The power behind offensive language is never centered on the person or persons using it. The power rests solely on how those who hear it respond. As I said above, it is never right to use terms that malign a person’s ethnicity, gender or sexual orientation. Referring to citizenship or calling a person a citizen is a legal designation and if you find not being a citizen or being called a citizen offensive, you may not have enough important matters to occupy your time. Frankly, eliminating citizen seems a tactic to center much needed immigration reform on issues of ethnicity rather than on what is reasonable or just. Go get a haircut and a job you damn hippies.
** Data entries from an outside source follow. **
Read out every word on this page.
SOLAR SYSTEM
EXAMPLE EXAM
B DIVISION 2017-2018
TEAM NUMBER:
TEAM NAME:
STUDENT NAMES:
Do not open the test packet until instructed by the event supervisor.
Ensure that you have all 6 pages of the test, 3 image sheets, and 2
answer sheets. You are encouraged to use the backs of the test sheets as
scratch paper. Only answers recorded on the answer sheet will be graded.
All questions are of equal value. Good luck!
Finally, as a private citizen of the United States I’m going to continue eating my brown bag lunches, watch out for open manhole covers when walking down the street and work on improving my dismal penmanship. Additionally, I will go on attempting to be kind and respectful to my fellow human beings regardless of the color of their skin, sexual orientation or their citizenship status. I don’t need a lexicon of approved language to do this. I’m a human being and am always working to improve myself.
Years ago when I was at loose ends my dad encouraged me to seek employment in civil service. Thank god I ignored that suggestion…those poor bastards.BTW – Your blue jeans called. They would like you to stop describing them as blue, because they aren’t really depressed more than the average pants.